How Trump’s Fans are Proving Themselves Wrong on Representation
The fundamental conceit of this little corner of the internet is that stories can change lives. One of the primary ways they do this is by inspiring people to action. People are often inspired when they identify with a character who does something awesome and guess what, it’s easier to identify with someone that’s like you. That’s why representation matters. That’s how representation saves lives.
If you live in the same social spaces I do, the previous paragraph is taken as a given. People understand it. People know it. People try to educate and cajole and convince the creators of all the stories we read and watch to include people of color, gay folks, trans folks, and so forth. The disappointment and anger people felt when the folks behind Riverdale decided that Jughead was not going to be asexual—as he is in the comics—was palpable and so very sad. Would it have been that hard to have an asexual character? (spoiler alert, no it wouldn’t)
Of course, the world being as terrible as it is, there are those that think this is nonsense. They think representation is a stupid idea. They think calls for having more women, and women who are portrayed as real people, in video games would ruin the games. They think that having gay people or trans people in TV shows and movies is simple political correctness. In doing so, they deny the fundamental humanity of people who aren’t like them.
Many of these people are white men (like me) and many of them are fans of Donald Trump. I rather suspect that their fear of losing their privileged position, their fear of having to treat everyone else as a person is a big reason they’re fans of Trump. He says he wants to make America great again and doesn’t even bother to nudge nudge and wink wink. He’ll tell you outright that making America great means you don’t have to pretend that women and people of color and all the rest of them really deserve to be treated as people.
They think the notion of representation is nonsense.
And yet, they’re the perfect example of representation at work in the real world.
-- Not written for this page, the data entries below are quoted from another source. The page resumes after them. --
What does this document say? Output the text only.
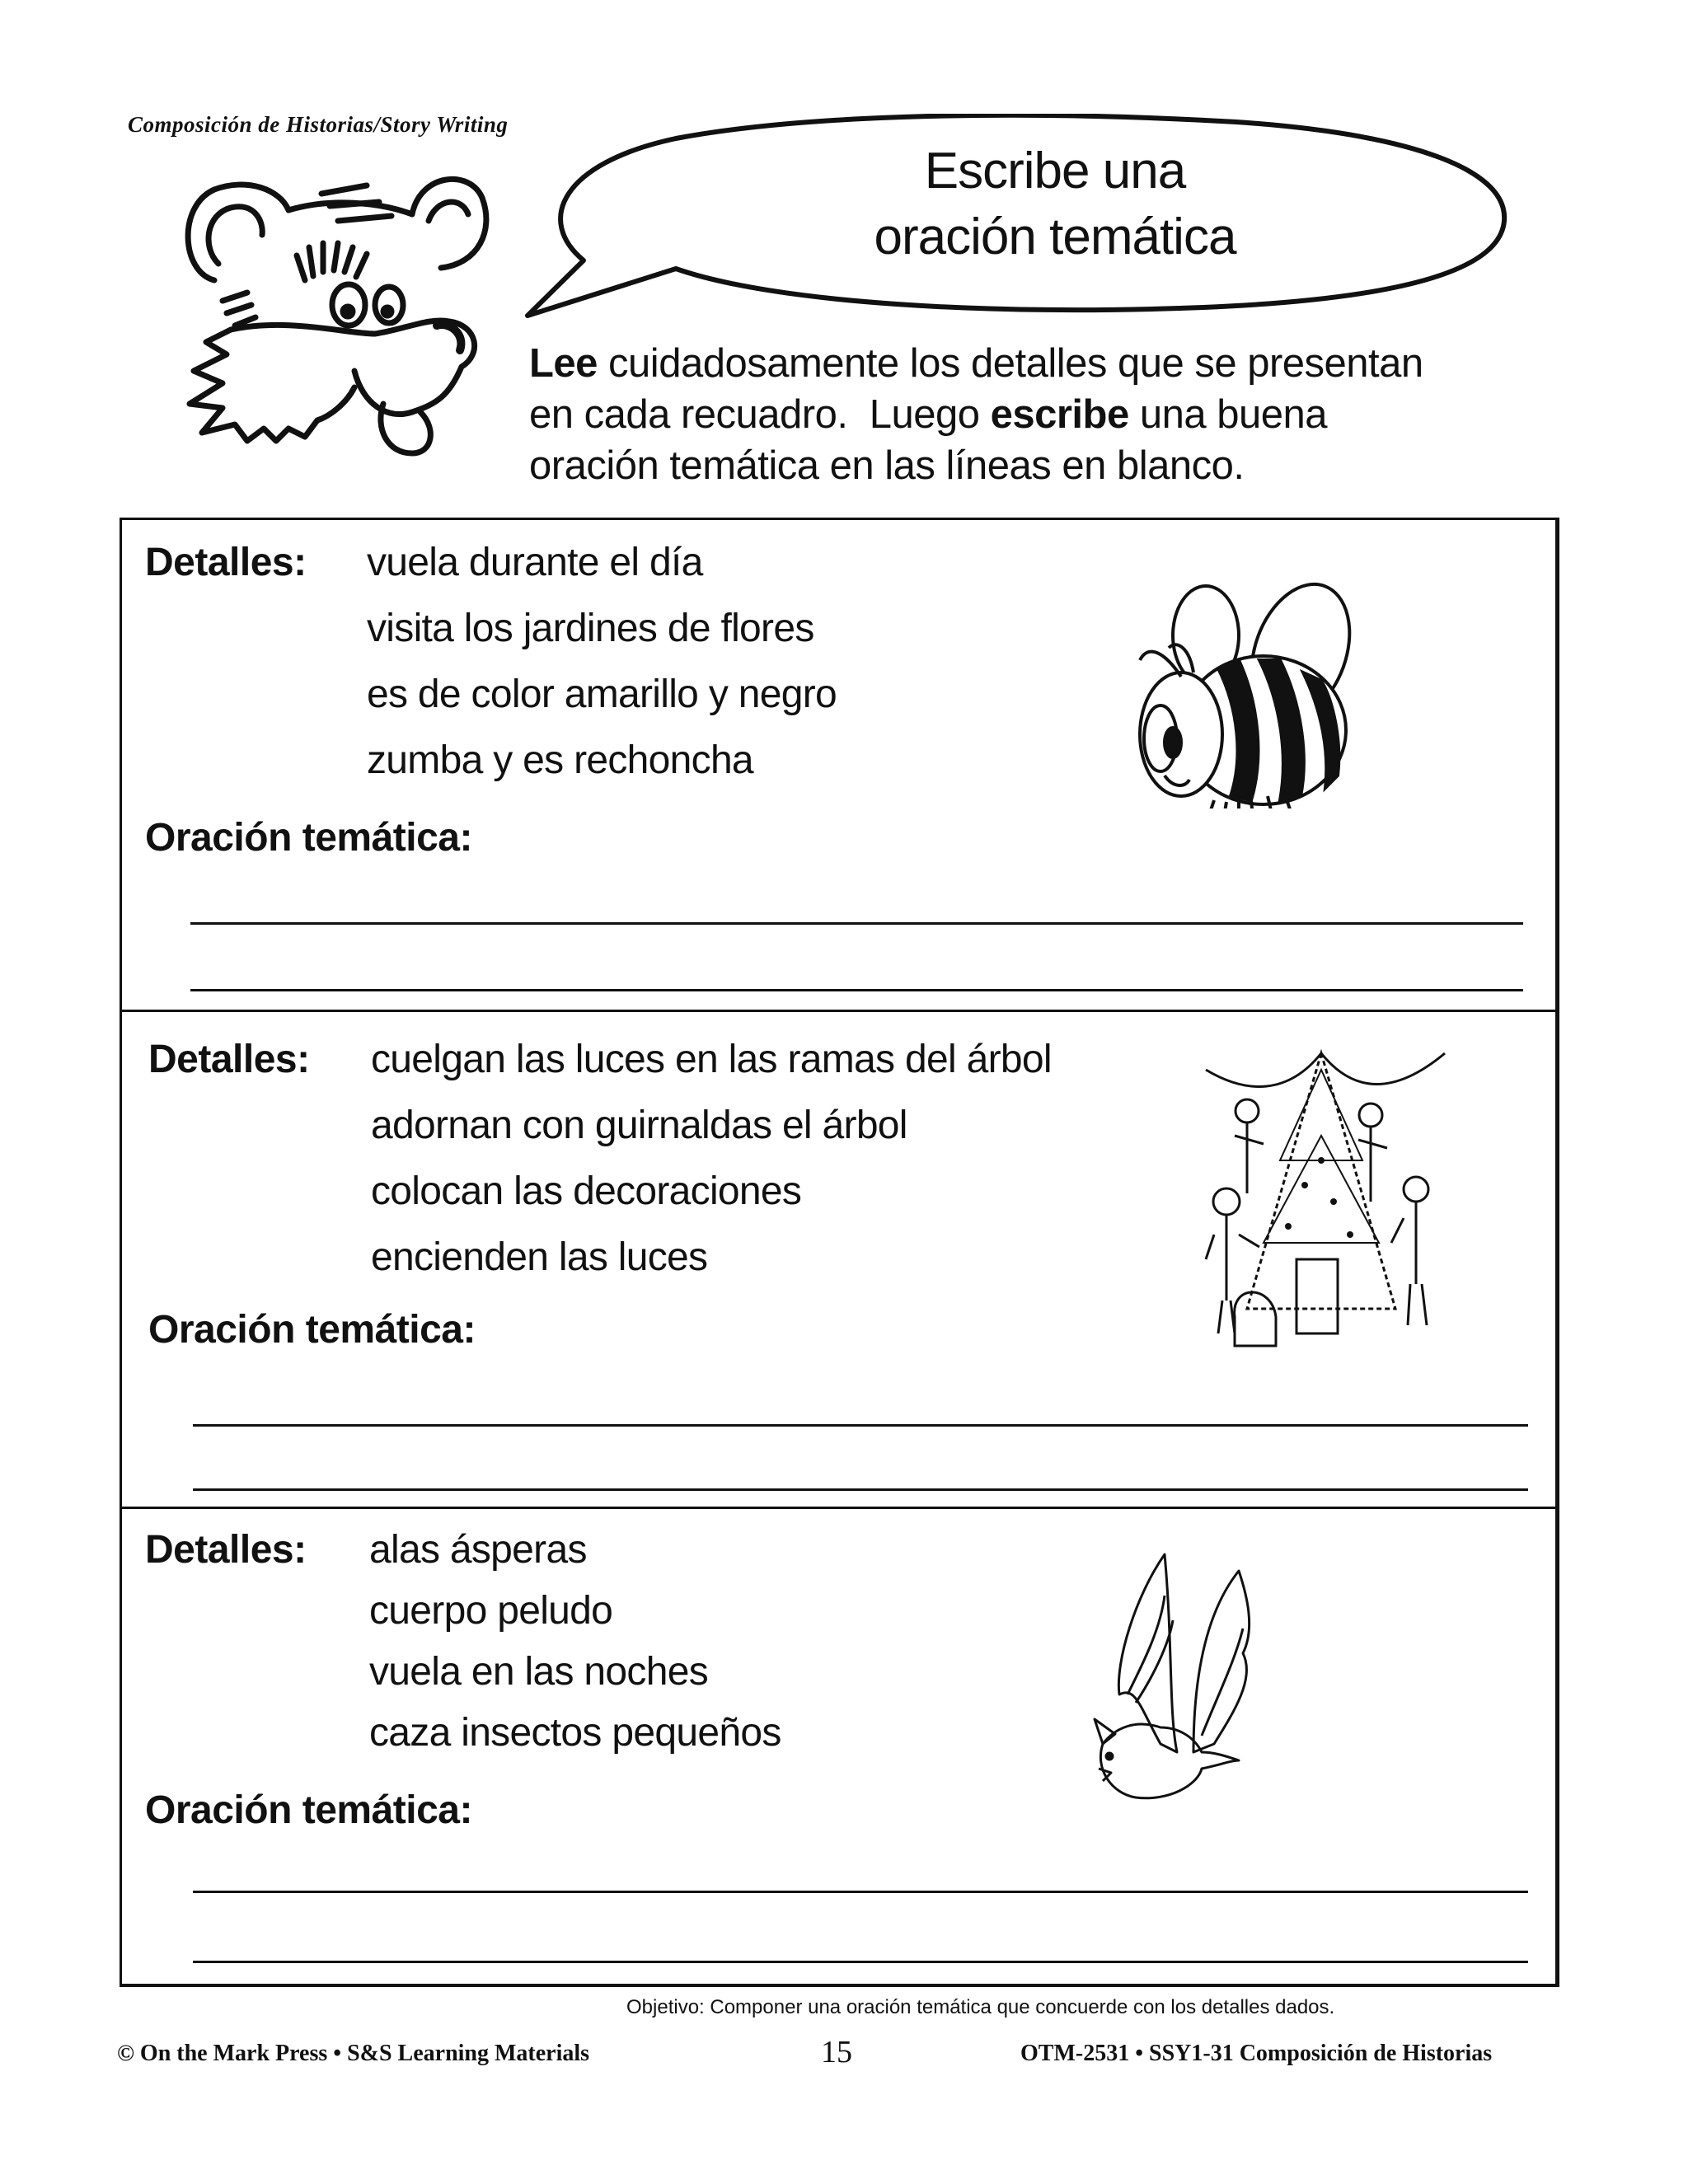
Composición de Historias/Story Writing
Escribe una
oración temática
Lee cuidadosamente los detalles que se presentan
en cada recuadro.  Luego escribe una buena
oración temática en las líneas en blanco.
Detalles: vuela durante el día
visita los jardines de flores
es de color amarillo y negro
zumba y es rechoncha
Oración temática:
Detalles: cuelgan las luces en las ramas del árbol
adornan con guirnaldas el árbol
colocan las decoraciones
encienden las luces
Oración temática:
Detalles: alas ásperas
cuerpo peludo
vuela en las noches
caza insectos pequeños
Oración temática:
Objetivo: Componer una oración temática que concuerde con los detalles dados.
© On the Mark Press • S&S Learning Materials	15	OTM-2531 • SSY1-31 Composición de Historias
Being a Racist Douchebag Is Bad, Okay?
I’m old enough to remember when being a racist, sexist douchebag was a bad thing. I am old enough to remember when people kept their racist opinions to themselves. Sure, you had the hard core racists, the white supremecists, white nationalists, and whatever the hell they wanted to call themselves, but you didn’t often see just plain folks being racist in public. At least I didn’t, but then, I wouldn’t. I’m whiter than snow.
Nowadays, there isn’t a week that goes by without a video of a racist jackwagon making a scene in public. The most recent one I’ve seen involved a veteran speaking to his mother in spanish and getting called all the usual sort of vile names for doing so. It was embarrassing, depressing, and it won’t be the most recent example very long.
To some extent, this is a product of technology. I’m also old enough to remember when social media wasn’t a thing. Heck, I’m old enough to remember when the internet wasn’t a thing. But it’s not solely the product of our technology. Vandalism of a hateful nature and hate crimes themselves have increased significantly since the election.
That’s Representation Folks
When Donald Trump was elected, people who thought like him were encouraged to act on their thoughts and beliefs and take real actions in the real world.
They were inspired to take action by something they watched on TV.
That’s representation, folks. They’re a minority in our society and they quite rightly felt their presence wasn’t welcome in the public square so when they felt like spewing some racist garbage, they held their tongues. Now, they don’t.
That’s representation. I’m just a straight white guy, but it sure as hell looks like a textbook case of representation and it stands in direct contrast to the notion that representation doesn’t matter.
If a minority of racist, sexist assholes can be emboldened by seeing someone like themselves in the public eye, the same has to be true of minorities that aren’t inherently asinine. People of color, women, gay folks, trans folks, ace folks, disabled folks, they all deserve to have heroes in our movies and TV shows and the people that argue otherwise have proven themselves wrong.